Sa voix avait une âpreté singulière, et Gerty vit trembler la main qu’elle tendait pour recevoir la seconde tasse.

— Mais vous avez l’air si fatiguée !… Je suis sûre que vous êtes malade.

Miss Bart posa la tasse avec un sursaut :

— Ai-je l’air malade ? Ma figure le dit-elle ?

Elle se leva et marcha rapidement vers le petit miroir placé au-dessus de la table à écrire.

— Quelle horrible glace !… elle est toute tachée et décolorée… N’importe qui, là dedans, serait blême !

Elle se retourna, fixant des yeux plaintifs sur Gerty :

— Chérie, stupide chérie, pourquoi me dites-vous des choses aussi odieuses ?… C’est de quoi rendre quelqu’un malade que de lui déclarer qu’il en a l’air !… Et malade, cela veut dire laide.

Elle saisit les poignets de Gerty, et l’entraîna tout près de la fenêtre :

— Après tout, j’aime mieux savoir la vérité. Regardez-moi bien en face, Gerty, et répondez-moi : suis-je à faire peur ?

— Vous êtes admirablement belle, en ce moment, Lily : vos yeux sont brillants, et vos joues sont devenues si roses tout à coup !…

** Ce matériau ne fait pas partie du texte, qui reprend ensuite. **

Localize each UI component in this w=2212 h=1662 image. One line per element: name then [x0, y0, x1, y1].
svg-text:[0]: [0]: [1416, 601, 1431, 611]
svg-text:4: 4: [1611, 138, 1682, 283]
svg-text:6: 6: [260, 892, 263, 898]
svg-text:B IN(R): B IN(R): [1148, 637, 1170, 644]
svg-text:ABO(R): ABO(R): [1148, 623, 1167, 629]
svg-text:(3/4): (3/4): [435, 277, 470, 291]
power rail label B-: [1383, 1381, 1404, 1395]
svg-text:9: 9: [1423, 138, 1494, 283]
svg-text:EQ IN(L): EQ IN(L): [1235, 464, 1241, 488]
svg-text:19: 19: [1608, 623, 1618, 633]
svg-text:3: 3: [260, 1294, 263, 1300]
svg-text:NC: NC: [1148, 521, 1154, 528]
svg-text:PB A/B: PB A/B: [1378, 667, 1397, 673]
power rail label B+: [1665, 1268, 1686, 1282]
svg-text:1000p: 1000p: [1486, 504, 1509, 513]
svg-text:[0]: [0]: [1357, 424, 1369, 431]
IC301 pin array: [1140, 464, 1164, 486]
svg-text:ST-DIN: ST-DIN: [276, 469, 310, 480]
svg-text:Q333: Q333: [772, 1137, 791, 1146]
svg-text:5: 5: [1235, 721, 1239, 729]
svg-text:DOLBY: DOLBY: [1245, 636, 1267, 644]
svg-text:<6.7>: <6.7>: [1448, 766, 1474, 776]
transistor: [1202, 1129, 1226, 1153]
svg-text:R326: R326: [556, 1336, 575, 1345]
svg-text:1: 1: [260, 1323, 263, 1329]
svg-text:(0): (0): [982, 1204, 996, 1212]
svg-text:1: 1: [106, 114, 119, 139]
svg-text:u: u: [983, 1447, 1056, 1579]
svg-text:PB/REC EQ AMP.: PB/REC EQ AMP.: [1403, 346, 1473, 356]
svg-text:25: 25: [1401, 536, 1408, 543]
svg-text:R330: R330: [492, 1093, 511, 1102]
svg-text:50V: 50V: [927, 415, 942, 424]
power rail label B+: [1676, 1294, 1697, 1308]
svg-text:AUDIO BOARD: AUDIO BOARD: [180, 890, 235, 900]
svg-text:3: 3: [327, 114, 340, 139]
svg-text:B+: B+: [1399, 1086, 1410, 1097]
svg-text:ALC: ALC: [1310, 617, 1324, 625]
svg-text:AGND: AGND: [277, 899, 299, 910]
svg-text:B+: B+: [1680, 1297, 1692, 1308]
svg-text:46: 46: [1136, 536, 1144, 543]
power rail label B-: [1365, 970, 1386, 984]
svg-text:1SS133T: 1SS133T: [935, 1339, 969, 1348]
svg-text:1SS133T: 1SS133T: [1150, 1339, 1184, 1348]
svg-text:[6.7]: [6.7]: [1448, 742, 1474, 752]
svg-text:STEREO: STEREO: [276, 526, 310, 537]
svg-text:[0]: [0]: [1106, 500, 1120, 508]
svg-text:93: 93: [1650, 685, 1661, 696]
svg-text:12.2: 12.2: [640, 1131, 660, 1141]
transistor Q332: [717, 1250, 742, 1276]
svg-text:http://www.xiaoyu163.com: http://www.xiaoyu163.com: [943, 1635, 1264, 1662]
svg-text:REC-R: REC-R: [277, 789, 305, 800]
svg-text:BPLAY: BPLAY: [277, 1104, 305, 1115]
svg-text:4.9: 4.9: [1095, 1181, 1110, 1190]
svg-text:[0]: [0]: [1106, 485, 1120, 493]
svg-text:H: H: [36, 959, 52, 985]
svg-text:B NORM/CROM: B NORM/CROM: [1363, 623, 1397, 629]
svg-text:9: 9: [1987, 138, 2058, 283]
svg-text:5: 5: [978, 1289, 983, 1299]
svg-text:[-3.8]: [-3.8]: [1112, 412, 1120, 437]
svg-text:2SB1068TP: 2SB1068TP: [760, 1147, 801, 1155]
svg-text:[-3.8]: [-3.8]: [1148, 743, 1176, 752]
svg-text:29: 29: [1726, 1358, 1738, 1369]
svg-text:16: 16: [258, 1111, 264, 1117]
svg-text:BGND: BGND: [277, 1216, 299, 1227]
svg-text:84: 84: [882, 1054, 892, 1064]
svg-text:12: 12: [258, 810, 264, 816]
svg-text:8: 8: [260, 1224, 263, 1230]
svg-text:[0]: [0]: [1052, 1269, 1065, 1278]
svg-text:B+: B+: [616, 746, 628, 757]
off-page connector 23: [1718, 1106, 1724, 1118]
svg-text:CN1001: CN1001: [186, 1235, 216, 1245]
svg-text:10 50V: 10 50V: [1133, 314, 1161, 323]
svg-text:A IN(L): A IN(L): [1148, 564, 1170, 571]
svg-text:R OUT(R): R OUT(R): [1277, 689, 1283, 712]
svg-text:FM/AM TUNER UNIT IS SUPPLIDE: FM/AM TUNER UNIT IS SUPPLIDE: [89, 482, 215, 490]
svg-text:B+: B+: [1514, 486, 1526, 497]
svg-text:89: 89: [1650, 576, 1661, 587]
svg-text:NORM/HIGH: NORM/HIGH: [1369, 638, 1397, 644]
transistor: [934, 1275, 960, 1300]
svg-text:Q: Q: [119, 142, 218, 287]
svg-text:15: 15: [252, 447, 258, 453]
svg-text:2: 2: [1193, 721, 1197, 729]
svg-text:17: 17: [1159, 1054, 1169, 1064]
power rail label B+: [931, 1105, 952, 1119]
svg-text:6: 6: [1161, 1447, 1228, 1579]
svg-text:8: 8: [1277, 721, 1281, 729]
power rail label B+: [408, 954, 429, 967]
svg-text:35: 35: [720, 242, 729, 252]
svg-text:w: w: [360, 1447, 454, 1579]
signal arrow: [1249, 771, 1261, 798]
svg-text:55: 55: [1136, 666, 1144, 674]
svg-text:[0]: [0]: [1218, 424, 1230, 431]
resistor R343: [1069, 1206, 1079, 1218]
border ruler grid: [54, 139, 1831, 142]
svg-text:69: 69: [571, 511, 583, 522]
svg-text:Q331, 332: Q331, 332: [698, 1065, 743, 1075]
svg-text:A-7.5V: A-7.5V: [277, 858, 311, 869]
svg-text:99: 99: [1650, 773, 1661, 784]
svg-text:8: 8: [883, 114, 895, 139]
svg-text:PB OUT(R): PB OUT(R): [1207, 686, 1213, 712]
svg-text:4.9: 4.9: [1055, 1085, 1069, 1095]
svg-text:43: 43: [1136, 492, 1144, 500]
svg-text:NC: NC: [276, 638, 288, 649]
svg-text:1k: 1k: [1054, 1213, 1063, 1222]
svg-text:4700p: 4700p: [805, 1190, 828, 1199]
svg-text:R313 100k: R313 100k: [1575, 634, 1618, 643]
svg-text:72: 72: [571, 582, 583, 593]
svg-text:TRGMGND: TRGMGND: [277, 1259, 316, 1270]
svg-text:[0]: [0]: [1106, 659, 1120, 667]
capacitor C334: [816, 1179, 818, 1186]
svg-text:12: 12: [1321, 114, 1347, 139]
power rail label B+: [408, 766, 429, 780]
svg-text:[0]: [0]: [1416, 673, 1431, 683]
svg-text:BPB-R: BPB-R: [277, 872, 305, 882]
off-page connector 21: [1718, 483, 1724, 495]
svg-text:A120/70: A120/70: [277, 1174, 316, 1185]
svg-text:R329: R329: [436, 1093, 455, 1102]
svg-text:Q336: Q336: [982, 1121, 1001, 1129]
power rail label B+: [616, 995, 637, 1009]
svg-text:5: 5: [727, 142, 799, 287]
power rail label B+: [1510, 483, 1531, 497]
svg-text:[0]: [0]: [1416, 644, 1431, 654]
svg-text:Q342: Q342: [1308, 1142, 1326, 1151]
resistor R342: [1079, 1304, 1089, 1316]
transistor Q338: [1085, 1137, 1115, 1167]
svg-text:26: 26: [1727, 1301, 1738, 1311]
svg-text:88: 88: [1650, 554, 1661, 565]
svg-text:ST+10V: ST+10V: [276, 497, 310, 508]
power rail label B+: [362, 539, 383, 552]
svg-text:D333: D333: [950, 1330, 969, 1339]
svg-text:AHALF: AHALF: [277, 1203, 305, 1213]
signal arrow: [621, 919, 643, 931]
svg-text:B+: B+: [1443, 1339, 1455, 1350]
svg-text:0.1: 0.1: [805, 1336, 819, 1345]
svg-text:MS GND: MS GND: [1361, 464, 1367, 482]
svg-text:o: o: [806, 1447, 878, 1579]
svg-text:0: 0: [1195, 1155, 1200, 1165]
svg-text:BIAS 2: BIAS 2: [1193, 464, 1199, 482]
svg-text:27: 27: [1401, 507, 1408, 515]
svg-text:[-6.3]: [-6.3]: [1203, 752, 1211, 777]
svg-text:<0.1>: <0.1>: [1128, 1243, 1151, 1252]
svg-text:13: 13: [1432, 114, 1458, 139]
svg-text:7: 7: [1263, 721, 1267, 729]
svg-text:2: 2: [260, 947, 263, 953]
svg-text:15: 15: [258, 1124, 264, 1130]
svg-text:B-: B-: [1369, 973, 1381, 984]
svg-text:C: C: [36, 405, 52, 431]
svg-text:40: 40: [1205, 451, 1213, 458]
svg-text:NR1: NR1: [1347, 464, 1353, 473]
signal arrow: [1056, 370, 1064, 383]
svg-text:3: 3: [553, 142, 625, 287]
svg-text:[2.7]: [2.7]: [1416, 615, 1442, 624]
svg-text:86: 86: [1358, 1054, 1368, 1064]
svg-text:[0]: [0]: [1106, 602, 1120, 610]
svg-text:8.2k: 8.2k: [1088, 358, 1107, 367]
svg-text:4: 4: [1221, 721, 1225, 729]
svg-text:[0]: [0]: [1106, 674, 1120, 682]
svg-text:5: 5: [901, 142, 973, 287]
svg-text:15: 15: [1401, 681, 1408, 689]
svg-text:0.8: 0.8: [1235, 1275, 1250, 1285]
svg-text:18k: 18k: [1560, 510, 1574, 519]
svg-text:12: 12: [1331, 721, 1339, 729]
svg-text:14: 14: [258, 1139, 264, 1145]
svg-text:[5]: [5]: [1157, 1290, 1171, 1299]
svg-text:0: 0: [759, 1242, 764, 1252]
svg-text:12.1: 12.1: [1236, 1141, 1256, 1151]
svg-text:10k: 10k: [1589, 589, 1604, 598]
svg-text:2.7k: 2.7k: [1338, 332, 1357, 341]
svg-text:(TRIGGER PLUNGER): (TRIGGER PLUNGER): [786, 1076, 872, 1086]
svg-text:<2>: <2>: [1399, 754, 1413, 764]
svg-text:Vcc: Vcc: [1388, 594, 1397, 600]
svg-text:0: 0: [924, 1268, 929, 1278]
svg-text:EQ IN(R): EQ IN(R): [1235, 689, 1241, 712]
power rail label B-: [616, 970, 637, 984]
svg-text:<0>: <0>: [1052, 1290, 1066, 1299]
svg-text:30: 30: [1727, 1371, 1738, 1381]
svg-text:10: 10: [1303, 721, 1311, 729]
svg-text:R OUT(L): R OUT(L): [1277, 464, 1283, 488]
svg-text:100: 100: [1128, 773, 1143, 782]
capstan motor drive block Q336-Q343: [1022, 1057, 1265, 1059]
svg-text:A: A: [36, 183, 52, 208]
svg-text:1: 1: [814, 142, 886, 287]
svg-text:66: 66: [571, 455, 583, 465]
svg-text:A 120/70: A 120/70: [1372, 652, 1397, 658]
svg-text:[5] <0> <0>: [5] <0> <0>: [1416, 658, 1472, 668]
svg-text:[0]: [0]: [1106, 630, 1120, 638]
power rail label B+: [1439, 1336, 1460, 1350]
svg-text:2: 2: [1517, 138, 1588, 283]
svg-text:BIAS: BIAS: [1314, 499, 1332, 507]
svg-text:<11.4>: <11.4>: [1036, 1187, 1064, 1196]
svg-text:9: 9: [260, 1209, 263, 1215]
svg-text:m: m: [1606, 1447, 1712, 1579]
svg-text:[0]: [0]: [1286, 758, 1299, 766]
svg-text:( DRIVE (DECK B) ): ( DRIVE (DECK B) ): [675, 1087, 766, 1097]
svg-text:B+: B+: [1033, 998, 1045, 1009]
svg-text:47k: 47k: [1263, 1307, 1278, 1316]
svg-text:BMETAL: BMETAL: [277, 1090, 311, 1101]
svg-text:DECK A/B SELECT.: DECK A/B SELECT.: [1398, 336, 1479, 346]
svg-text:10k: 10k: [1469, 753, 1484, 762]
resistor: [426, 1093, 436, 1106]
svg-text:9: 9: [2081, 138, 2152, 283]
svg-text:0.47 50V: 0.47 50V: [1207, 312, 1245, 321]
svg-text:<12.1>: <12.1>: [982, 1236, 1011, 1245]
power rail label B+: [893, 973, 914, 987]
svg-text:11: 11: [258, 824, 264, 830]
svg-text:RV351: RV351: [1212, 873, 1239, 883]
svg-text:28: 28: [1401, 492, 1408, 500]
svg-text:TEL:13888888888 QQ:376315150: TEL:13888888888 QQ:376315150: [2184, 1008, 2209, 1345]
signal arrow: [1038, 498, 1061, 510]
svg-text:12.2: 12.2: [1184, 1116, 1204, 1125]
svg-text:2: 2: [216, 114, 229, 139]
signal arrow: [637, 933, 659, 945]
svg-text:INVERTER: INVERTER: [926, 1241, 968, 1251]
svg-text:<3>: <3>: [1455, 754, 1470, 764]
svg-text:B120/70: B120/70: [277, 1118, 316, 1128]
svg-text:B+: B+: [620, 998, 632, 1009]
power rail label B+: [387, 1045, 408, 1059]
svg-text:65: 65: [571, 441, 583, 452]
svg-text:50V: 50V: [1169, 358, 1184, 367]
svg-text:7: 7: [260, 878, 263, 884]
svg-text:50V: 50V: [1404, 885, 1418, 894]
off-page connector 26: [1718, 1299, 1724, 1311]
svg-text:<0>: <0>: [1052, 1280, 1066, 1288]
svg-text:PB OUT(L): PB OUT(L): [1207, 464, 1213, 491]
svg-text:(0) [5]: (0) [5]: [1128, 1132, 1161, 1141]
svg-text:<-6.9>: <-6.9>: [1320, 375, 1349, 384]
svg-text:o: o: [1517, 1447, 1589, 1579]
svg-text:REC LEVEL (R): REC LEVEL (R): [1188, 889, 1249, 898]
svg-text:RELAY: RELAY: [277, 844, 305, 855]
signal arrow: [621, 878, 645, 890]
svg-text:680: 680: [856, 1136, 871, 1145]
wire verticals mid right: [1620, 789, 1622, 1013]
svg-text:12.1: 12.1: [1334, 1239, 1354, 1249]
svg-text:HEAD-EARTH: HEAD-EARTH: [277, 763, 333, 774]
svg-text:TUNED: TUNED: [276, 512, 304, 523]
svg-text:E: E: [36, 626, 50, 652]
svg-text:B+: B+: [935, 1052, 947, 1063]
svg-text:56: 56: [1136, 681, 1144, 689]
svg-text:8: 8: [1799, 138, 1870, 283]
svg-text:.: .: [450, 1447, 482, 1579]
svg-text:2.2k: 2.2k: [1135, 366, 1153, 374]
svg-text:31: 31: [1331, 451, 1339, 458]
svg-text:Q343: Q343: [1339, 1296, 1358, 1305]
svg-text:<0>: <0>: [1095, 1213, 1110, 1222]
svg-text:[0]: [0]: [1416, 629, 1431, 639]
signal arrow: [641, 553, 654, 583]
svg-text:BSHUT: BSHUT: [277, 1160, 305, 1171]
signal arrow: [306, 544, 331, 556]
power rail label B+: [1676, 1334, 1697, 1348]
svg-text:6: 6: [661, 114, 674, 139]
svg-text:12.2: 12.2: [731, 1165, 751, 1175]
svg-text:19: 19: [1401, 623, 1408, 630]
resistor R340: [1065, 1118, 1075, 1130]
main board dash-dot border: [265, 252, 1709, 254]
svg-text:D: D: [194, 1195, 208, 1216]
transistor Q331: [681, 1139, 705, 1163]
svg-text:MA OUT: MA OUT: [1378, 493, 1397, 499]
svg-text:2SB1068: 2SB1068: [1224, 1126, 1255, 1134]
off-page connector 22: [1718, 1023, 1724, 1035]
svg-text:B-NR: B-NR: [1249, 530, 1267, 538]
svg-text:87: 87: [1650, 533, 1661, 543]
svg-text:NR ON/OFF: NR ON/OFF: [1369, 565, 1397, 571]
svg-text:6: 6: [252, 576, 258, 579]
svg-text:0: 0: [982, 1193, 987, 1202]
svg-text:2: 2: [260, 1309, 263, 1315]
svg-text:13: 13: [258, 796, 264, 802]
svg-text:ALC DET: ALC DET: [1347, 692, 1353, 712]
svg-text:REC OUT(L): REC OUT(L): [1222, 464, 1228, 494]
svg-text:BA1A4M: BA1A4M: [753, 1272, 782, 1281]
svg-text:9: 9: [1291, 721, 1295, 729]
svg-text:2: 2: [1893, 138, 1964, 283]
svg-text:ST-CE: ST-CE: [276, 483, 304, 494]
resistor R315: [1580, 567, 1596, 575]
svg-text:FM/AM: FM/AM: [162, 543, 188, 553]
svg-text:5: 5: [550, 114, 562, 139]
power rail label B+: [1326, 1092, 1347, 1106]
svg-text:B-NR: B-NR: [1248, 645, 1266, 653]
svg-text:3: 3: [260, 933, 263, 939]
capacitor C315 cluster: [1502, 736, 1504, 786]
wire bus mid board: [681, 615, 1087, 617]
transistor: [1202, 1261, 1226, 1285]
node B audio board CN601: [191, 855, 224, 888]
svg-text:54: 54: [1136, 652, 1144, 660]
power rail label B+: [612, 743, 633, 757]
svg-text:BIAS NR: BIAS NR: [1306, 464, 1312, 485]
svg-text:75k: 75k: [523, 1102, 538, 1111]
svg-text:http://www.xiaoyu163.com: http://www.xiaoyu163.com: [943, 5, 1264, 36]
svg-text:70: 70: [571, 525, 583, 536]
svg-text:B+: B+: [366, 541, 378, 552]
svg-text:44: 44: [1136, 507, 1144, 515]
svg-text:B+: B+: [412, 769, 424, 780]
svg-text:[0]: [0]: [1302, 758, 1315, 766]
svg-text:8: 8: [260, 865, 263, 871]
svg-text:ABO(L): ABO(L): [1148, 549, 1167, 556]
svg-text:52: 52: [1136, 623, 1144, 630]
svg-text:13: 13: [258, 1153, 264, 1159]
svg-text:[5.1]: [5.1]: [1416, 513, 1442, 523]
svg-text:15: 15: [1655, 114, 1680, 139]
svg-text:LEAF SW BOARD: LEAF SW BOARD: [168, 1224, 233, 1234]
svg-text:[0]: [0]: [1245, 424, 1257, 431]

— Ah ! elles étaient pâles, alors… blafardes, quand je suis entrée ? Pourquoi ne me dites-vous pas franchement que je suis une ruine ?… Mes yeux luisent en ce moment parce que je suis énervée… mais, le matin, ils ont l’air de plomb… Et je peux suivre le progrès des rides sur ma figure… Les rides de l’anxiété, du désappointement, de la défaite ! Chaque nuit d’insomnie en laisse une nouvelle, et comment pourrais-je dormir, quand j’ai de si terribles choses auxquelles penser !

— De terribles choses ?… quelles choses ? — demanda Gerty, dégageant doucement ses poignets des doigts fiévreux de son amie.

— Quelles choses ? Eh bien, la pauvreté, entre autres… et je n’en sais pas de plus terrible.

Lily se détourna et se laissa choir avec une lassitude soudaine dans le fauteuil voisin de la table à thé.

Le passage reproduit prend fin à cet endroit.